As The Post Millennial’s Ari Hoffman reported, the Fred Hutchinson Cancer Center requires applicants to fill out a “Diversity, Equity & Inclusion” statement and commit to incorporating “anti-racist DEI” into their cancer research. Unsurprisingly, Microsoft CEO Satya Nadella – who I mentioned earlier is also Starbucks’ board – is also on Fred Hutchinson's board of trustees.

Institutional capture is a fundamental of Marxism, and unfortunately for freedom-loving Americans, the Marxists have been very effective at it at every level of society – and the level of government is no exception.

Though the corporate vanguard is a bit more cautious about simultaneously holding public and private office – opting instead for the infamous “revolving door” method of incest – there are still some high-level directors and executives that also have government jobs at the same time.

For example, Amazon CEO Andy Jassy is currently a commissioner on President Biden’s National Security Commission on AI; and IBM CEO Arvind Krishna, Nasdaq CEO Adena Friedman and M&T Bank CEO René Jones are currently all on the board of the Federal Reserve Bank of New York. JPMorgan Chase CEO Jamie Dimon and Morgan Stanley CEO James Gorman – who I mentioned earlier is also on the CFR’s board – were both directors at the New York Fed while also being CEOs of “too big to fail” banks.

While more discreet, the revolving door method is no less nefarious. Stephen Hahn – the FDA commissioner responsible for approving the emergency-use authorization of Moderna’s Covid-19 vaccine – now works for the venture-capital firm that launched Moderna; and Scott Gottlieb – the FDA commissioner from 2017-2019 – now sits on Pfizer’s board.

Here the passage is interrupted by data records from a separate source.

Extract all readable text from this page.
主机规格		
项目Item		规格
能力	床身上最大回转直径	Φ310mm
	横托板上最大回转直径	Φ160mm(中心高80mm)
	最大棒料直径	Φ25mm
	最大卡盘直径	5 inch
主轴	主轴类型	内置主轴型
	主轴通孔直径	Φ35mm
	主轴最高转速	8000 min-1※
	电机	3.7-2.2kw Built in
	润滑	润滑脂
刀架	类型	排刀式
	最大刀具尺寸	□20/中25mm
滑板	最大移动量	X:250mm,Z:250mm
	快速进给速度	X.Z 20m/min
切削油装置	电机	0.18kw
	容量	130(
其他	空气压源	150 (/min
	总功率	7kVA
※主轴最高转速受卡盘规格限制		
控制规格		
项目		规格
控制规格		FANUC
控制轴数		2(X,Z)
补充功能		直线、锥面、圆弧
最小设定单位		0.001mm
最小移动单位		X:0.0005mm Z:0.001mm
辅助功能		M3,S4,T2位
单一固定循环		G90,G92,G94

This is not rare or exclusive to big pharma. Brian Deese went from being BlackRock’s “Global Head of Sustainable Investing” right to being President Biden’s new Director of the National Economic Council. And the door spins both ways – Paul Bodnar, who now fills Brian Deese’s former position at BlackRock, was a “Special Assistant” to President Obama on energy and climate change.

For more on the revolving door, see this report (published by the American Accountability Foundation) on the corruption and biases of executives at BlackRock, Vanguard and State Street.

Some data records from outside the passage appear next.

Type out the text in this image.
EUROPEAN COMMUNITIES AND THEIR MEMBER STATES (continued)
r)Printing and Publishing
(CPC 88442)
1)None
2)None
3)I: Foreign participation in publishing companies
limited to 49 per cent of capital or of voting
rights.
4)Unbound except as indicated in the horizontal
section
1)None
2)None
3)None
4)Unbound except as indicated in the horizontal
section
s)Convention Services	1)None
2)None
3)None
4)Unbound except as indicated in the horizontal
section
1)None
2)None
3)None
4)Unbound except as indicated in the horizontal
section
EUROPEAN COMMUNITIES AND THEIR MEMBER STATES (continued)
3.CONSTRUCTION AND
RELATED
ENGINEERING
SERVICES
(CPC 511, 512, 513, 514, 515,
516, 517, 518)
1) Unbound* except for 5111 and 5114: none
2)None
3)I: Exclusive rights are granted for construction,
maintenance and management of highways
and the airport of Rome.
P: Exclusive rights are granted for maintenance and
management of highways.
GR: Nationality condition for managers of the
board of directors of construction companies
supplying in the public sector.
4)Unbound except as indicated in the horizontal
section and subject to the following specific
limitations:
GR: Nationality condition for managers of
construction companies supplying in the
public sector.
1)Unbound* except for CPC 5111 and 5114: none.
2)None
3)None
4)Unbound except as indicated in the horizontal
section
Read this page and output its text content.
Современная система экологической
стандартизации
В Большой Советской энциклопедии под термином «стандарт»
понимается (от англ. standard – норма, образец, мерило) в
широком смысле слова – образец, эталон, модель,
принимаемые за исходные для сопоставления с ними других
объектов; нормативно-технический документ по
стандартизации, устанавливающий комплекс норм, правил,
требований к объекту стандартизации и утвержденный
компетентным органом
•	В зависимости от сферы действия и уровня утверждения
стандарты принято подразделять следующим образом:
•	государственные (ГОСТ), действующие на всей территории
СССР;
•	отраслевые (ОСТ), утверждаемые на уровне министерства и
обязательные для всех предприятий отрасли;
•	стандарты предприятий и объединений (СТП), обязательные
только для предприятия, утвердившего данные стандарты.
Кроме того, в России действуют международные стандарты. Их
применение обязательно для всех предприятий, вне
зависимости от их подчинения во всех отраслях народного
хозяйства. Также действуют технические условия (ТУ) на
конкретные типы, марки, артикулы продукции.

Because of the financial power behind it, corporate wokeness is much more concerning than pink-haired wokesters screaming at no one on the sidewalk. And because of how gated and ideologically homogeneous corporations have become, the fight against woke capital must begin with breaking up the incestuous corporate vanguard at its helm.

Ethan Peck is an associate for the Free Enterprise Project at the National Center for Public Policy Research.